Did you know that one in five students, or 15-20% of the population, have a language-based learning disability with dyslexia being the most common? Significant numbers of students with dyslexia go undiagnosed and their symptoms unaddressed.
Dyslexia is sort of an invisible problem. It’s not an illness like chicken pox or a cold. Because dyslexia affects some people more severely than others, your child’s symptoms may look different from those in another child.
Some kids with dyslexia have trouble with reading and spelling. Others may struggle to write or to tell left from right. Some children don’t seem to struggle with early reading and writing. But later on, they have trouble with complex language skills, such as grammar, reading comprehension, and more in-depth writing.
Dyslexia can also make it difficult for people to express themselves clearly. It can be hard for them to structure their thoughts during conversation. They may have trouble finding the right words to say.
Others struggle to understand what they’re hearing. This is especially true when someone uses nonliteral language such as jokes and sarcasm.
The signs you see may also look different at various ages. Some of the warning signs for dyslexia, such as a speech delay, appear before a child reaches kindergarten. More often, though, dyslexia is identified in grade school. As schoolwork gets more demanding, trouble processing language becomes more apparent. Many children have one or two of these issues on occasion. But kids with dyslexia have several of these issues, and they don’t go away.
Dyslexia doesn’t just affect reading and writing. Children with dyslexia often struggle with social skills, listening comprehension, reading comprehension, navigation skills, and time management.
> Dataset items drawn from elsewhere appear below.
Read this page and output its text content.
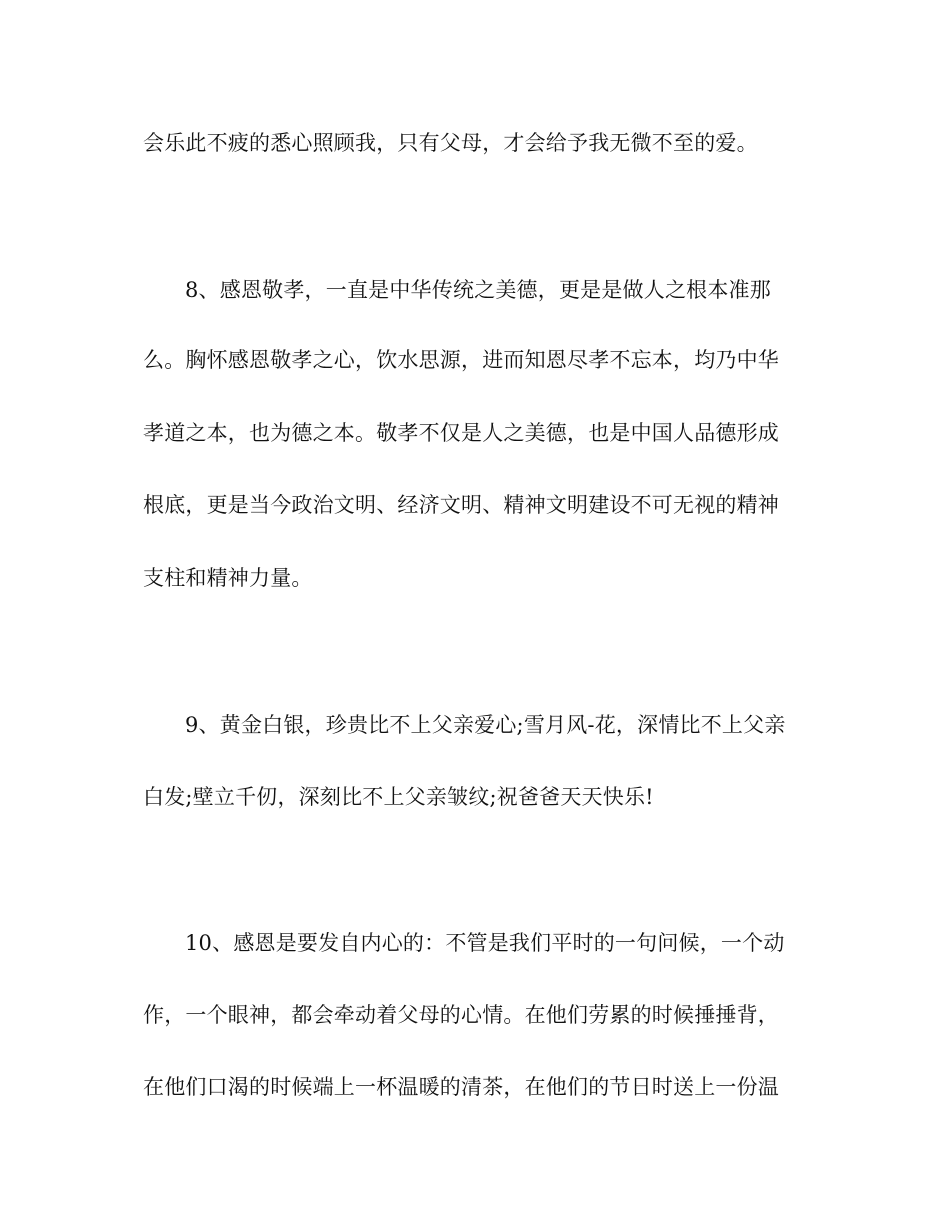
会乐此不疲的悉心照顾我，只有父母，才会给予我无微不至的爱。
8、感恩敬孝，一直是中华传统之美德，更是是做人之根本准那
么。胸怀感恩敬孝之心，饮水思源，进而知恩尽孝不忘本，均乃中华
孝道之本，也为德之本。敬孝不仅是人之美德，也是中国人品德形成
根底，更是当今政治文明、经济文明、精神文明建设不可无视的精神
支柱和精神力量。
9、黄金白银，珍贵比不上父亲爱心;雪月风-花，深情比不上父亲
白发;壁立千仞，深刻比不上父亲皱纹;祝爸爸天天快乐!
10、感恩是要发自内心的：不管是我们平时的一句问候，一个动
作，一个眼神，都会牵动着父母的心情。在他们劳累的时候捶捶背，
在他们口渴的时候端上一杯温暖的清茶，在他们的节日时送上一份温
Dyslexia is neurologically based and often hereditary. Because the source of dyslexia lies in the brain, children do not outgrow dyslexia.
Early intervention to address reading problems is important. Parents must understand that children with dyslexia can learn normally, but probably need to learn in different ways than children without the condition.
Testing and screening for dyslexia are available and are very important. Without proper diagnosis and instruction, dyslexia can lead to frustration, school failure, and low self-esteem.
With the proper intervention, children with dyslexia can learn to read well. As adults, people with dyslexia can be successful in many different careers, although many adults with dyslexia continue to have difficulty with spelling and tend to read relatively slowly.